Cancer de la prostate : faut-il toujours doser le PSA selon un schéma annuel ?

Les dosages de la PSA (antigène spécifique de prostate) ne seraient pas forcément nécessaires tous les ans pour beaucoup d’hommes de plus de 55 ans. Une étude présentée au 38° congrès annuel de la société américaine d’oncologie clinique (ASCO).

« Nous avons trouvé que la grande majorité des hommes dont le taux initial de PSA était très bas ne devaient pas s’inquiéter d’une éventuelle augmentation en flèche au cours de l’année suivante », a expliqué le Dr David Crawford, directeur associé du Centre des sciences de la santé à l’Université du Colorado.

Une équipe menée par Crawford a cherché à mesurer l’évolution des dosages en PSA chez un grand nombre de patients afin de définir des classes de risques différents qui justifieraient un suivi de dépistage plus ou moins rapproché.

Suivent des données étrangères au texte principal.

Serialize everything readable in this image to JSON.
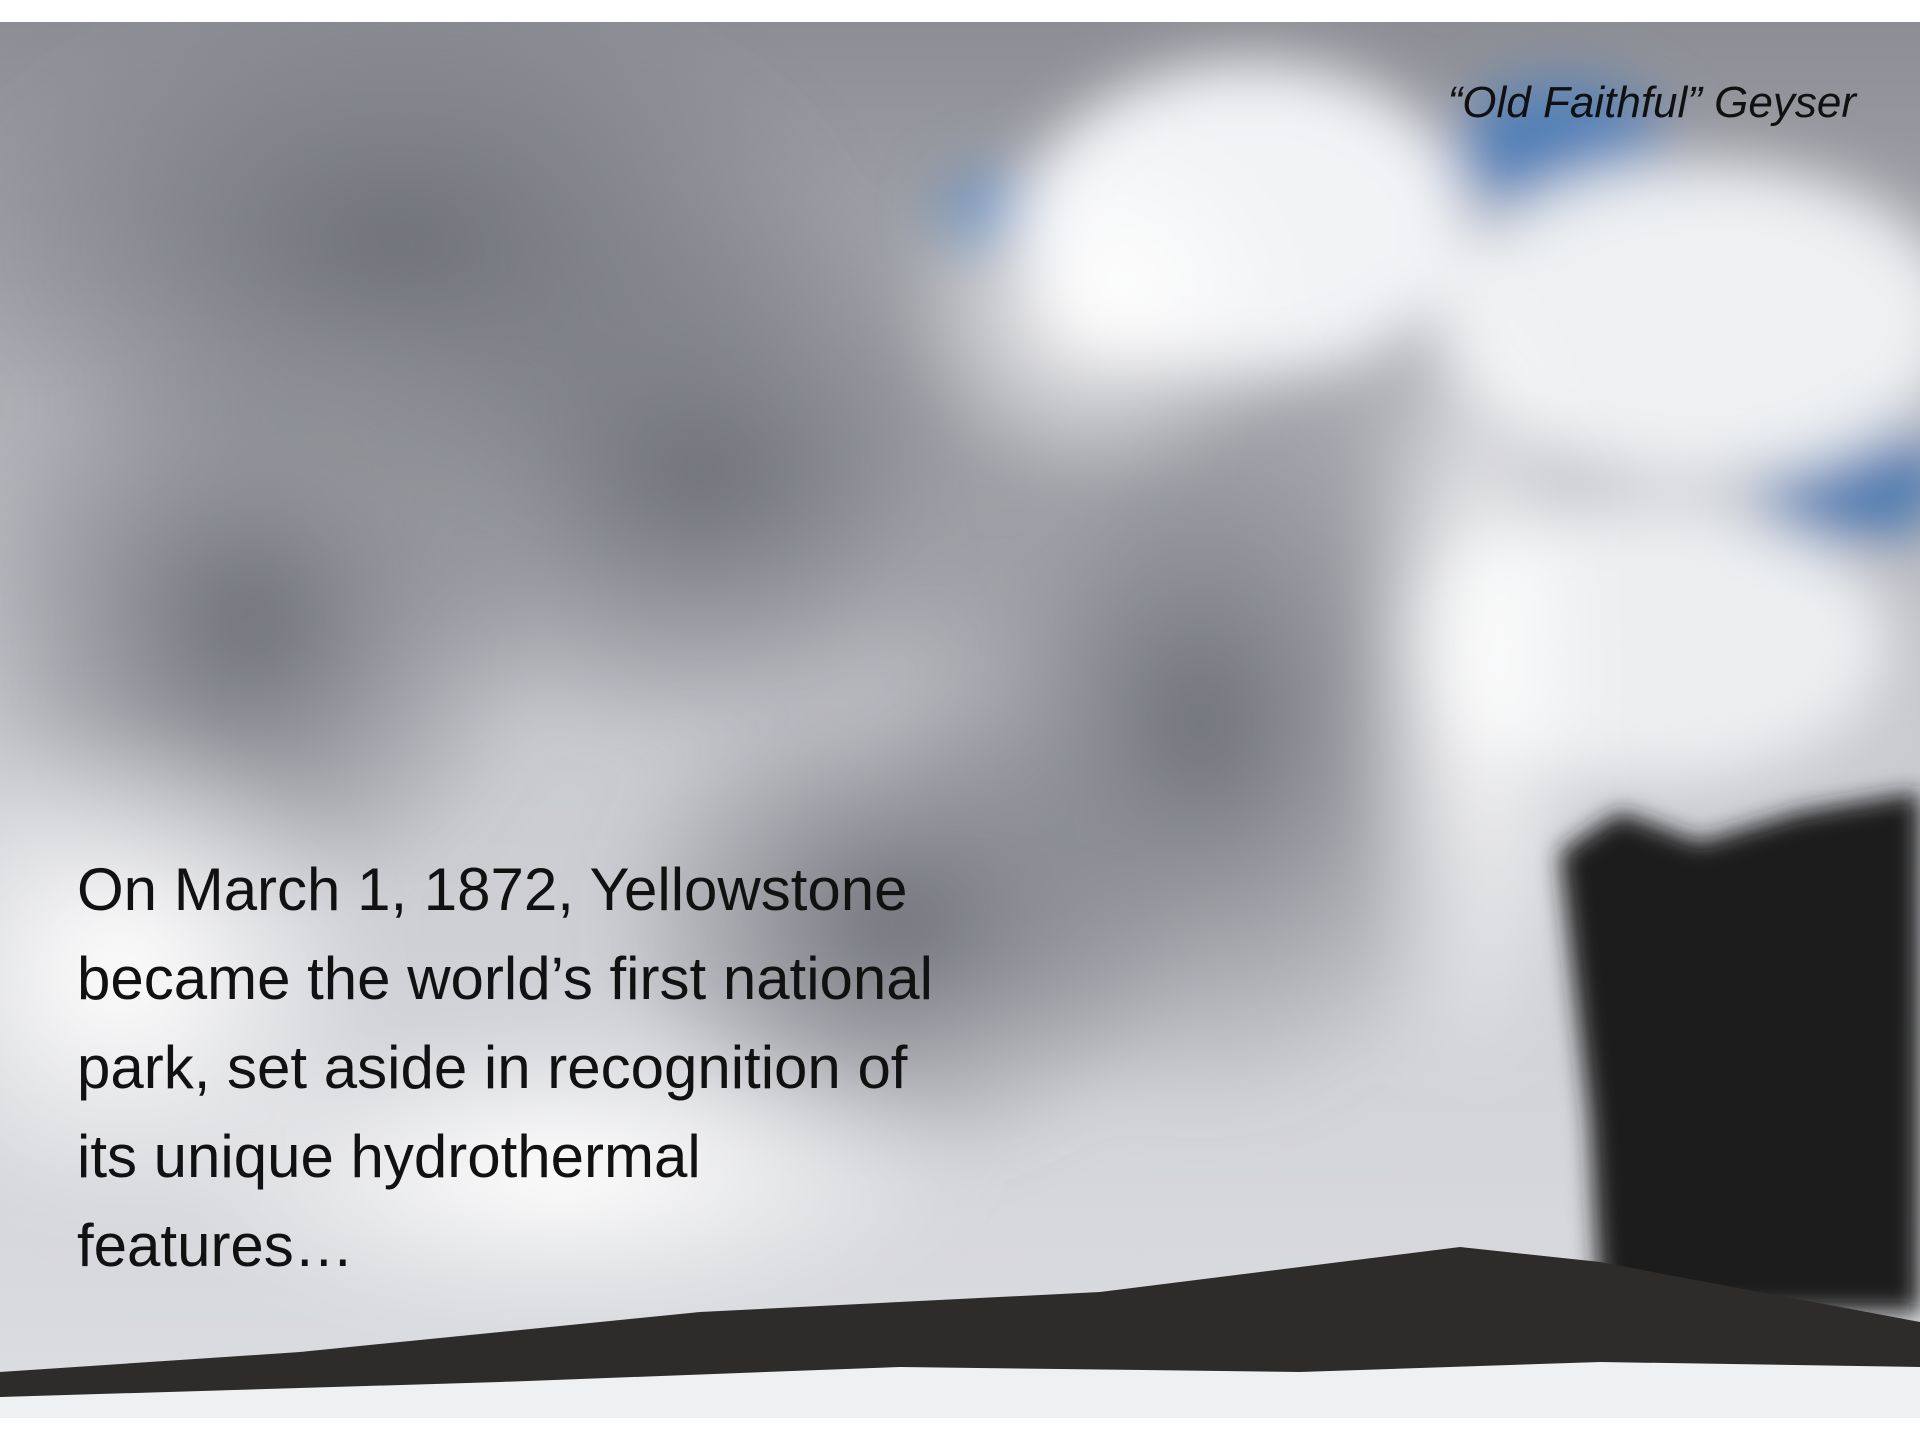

Crawford et ses collaborateurs ont utilisé les données de l’essai PLCO (Prostate, Lung, Colorectal, Ovarian) sur le dépistage des cancers de la prostate, du poumon, colorectal et ovarien. Leur analyse portait sur 27.863 hommes (55-74 ans) parmi lesquels 90 % présentaient un dosage de PSA considéré comme normal avec une concentration inférieure à 4 ng/ml.

En utilisant les résultats de cinq années consécutives de dosage, un modèle statistique a été construit pour déterminer la probabilité que ces hommes voient leur concentration en PSA dépasser 4 ng/ml au cours des cinq années suivantes.

D’après leurs résultats, 98,6 % des hommes avec un dosage initial <1 ng/ml resteraient négatifs (<4 ng/ml) après quatre tests annuels consécutifs et 98,8 % des hommes avec une concentration initiale de 1 à 2 ng/ml seraient négatifs l’année suivante.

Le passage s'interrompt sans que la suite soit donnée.